Chang & Eng
- First edition
- Author: Darin Strauss
- Language: English
- Genre: Literary Fiction
- Published: June 2000 E. P. Dutton
- Publication place: United States
- Media type: Print (hardback & paperback)
- Pages: 336
- Awards: The Alex Award for Fiction
- ISBN: 978-0452281097

= Chang & Eng (novel) =

Book by Darin Strauss

Chang & Eng is a book by American author Darin Strauss, published in 2000. It was a nominee for multiple awards, including the Pen Hemingway, the Barnes & Noble Discover Award, the New York Public Library's Literary Lions Award, and a winner of the American Library Association's Alex Award.

==Summary==
Strauss fictionalizes the lives of Chang and Eng Bunker, the first famous conjoined twins, as they travel from old Siam (Thailand) and find fame in New York and, eventually, the Civil War South.

==Plot==
In 1811 Chang and Eng Bunker are born, twins joined at the chest by a seven-inch-long ligament, in old Siam (Thailand). (This ligament contains a part of their stomach, the only organ they share.) Besides this connecting band, each twin is completely separate from the other: each has a separate personality, separate desires, is a separate individual. Eng, the more shy and bookish twin, narrates their story. When the book opens, Chang & Eng face their last night—Eng awakens, sees that Chang is dead, and knows that he will die tonight, too. Then the book jumps back in time to their birth, occurring on their parents' houseboat on the Melkong River. Their mother does not tell them they are different, and they assume that all babies are attached.

Soon, the King of Siam condemns them to death—as a double-omen—but he changes his mind upon seeing what a glorious sight they are. He exploits them as freaks. In 1825, an amoral American promoter brings them to America, beginning their life of celebrity.

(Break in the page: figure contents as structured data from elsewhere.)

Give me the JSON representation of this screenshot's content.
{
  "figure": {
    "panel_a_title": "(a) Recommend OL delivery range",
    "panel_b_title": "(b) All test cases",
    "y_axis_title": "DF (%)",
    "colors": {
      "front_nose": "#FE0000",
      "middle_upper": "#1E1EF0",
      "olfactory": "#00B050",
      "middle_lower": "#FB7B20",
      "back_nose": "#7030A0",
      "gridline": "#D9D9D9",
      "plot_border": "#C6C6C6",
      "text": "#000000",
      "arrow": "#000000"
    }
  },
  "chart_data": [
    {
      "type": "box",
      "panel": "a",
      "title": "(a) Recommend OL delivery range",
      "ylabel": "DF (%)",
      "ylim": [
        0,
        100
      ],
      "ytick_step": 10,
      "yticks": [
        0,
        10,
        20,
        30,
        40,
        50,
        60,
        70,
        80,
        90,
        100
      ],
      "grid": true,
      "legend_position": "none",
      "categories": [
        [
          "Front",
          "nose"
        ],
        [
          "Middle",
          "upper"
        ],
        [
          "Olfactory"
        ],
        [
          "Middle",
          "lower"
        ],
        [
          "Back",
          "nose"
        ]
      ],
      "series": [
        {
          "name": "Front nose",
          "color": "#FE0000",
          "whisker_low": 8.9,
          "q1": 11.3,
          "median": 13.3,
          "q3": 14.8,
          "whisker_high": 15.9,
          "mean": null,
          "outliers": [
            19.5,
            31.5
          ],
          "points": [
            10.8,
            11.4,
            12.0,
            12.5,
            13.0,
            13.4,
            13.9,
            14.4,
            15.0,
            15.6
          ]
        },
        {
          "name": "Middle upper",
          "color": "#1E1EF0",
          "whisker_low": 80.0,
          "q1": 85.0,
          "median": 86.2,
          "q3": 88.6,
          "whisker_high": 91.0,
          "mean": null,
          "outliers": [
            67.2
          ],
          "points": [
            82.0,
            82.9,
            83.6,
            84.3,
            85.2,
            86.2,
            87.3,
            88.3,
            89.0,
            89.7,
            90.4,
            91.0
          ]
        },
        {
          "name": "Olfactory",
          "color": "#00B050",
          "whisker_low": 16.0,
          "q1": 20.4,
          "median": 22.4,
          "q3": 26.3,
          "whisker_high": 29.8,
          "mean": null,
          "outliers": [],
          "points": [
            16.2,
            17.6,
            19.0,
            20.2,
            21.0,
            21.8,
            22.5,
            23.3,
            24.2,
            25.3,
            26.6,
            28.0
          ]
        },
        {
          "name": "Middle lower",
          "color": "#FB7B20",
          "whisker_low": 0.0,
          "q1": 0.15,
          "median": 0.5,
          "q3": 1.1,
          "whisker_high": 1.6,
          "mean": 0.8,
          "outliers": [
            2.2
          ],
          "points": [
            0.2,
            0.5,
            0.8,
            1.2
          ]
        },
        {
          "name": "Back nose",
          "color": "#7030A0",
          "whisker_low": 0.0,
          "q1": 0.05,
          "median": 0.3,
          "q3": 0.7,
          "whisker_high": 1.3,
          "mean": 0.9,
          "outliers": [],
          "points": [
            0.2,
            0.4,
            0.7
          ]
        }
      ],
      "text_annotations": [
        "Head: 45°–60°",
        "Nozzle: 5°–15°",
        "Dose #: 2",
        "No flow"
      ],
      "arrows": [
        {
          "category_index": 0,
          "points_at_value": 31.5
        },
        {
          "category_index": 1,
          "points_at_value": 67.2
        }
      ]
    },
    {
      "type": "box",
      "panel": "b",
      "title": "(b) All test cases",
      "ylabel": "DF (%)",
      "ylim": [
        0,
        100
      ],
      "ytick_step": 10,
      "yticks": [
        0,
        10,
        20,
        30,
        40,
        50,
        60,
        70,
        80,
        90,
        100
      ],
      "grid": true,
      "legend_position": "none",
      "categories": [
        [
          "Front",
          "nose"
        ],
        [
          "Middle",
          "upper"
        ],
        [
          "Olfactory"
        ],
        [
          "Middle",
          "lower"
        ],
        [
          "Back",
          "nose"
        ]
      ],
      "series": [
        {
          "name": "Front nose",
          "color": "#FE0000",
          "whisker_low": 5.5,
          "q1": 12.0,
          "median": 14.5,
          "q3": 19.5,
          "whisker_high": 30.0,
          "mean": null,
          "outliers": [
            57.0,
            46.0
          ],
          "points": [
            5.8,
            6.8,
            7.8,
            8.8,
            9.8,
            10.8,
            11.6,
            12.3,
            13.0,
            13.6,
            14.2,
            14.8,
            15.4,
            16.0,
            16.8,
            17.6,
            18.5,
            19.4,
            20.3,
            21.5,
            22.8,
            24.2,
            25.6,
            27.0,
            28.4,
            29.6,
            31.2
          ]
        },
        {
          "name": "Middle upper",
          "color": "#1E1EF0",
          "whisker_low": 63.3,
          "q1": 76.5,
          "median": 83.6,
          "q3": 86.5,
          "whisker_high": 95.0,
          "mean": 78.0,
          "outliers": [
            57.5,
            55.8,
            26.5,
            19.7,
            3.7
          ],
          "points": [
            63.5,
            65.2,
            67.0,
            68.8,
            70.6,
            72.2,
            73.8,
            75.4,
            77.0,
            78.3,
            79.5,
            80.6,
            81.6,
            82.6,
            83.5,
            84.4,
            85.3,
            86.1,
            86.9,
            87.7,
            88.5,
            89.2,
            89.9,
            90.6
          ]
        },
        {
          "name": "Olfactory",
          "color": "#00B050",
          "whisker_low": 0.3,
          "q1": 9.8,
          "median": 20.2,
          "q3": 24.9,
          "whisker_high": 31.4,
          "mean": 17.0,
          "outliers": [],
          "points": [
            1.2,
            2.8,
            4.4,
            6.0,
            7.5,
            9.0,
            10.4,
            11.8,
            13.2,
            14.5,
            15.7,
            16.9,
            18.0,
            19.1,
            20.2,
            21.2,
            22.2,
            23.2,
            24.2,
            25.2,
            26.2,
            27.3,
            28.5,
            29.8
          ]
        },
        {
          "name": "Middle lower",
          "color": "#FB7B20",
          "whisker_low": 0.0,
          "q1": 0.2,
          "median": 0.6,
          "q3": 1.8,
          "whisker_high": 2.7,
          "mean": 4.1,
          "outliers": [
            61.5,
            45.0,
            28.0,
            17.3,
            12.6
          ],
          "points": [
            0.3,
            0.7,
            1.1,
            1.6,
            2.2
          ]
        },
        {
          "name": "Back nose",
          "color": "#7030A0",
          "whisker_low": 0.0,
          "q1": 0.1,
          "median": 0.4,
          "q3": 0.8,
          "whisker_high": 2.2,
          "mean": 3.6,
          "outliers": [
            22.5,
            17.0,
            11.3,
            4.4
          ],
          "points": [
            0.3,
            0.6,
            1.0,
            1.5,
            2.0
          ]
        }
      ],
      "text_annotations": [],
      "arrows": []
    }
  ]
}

Soon, the brothers become famous in their circus act, before getting caught up in the Civil War, marrying two sisters, and fathering over 20 children.

Eng, a bookish reader of Shakespeare, becomes a leader (or a tool) of the temperance movement and, from birth to death, wishes desperately to be separated. Chang is charming, a heavy drinker, and he is married to the woman that Eng—in secret—loves, too.

==Reception==
Chang & Eng was a commercial and critical success, reaching #3 on the New York Post's bestsellers list. Writing in The Guardian, writer and critic Frank Delaney said: "This is an assured and sweeping book...The novel grows and grows in stature. Never less than poignant, it becomes almost unbearably moving." In The New York Times, critic Michiko Kakutani called it "A spirited and promising debut." Writer Andrew Santella, in The New York Times Book Review, found the novel "a story of heroic longing." He continued, "Strauss's novel—its humor, its humanity, its aching sadness—makes for a fine memorial." The Wall Street Journal, called the novel "Bold… Imaginative… A daring story from a brave new voice in literature." And, in The New Yorker, the book was called "as lyrical as it is daring."

Chang & Eng made a number of year-end best lists, in such venues as Entertainment Weekly, Newsweek, The New York Times Book Review and Los Angeles Times Book Review, as well as in United Kingdom papers The Times and Daily Mail.

The rights to the novel were optioned to Disney, for the director Julie Taymor; the actor Gary Oldman purchased the rights from Disney. Strauss and Oldman together wrote a script to adapt Chang & Eng for the screen.

==Awards==
Chang & Eng received the 2001 American Library Association Alex Award for fiction, and was a finalist for a number of other awards, including the Barnes & Noble Discover Award and the New York Public Library's Literary Lions Award.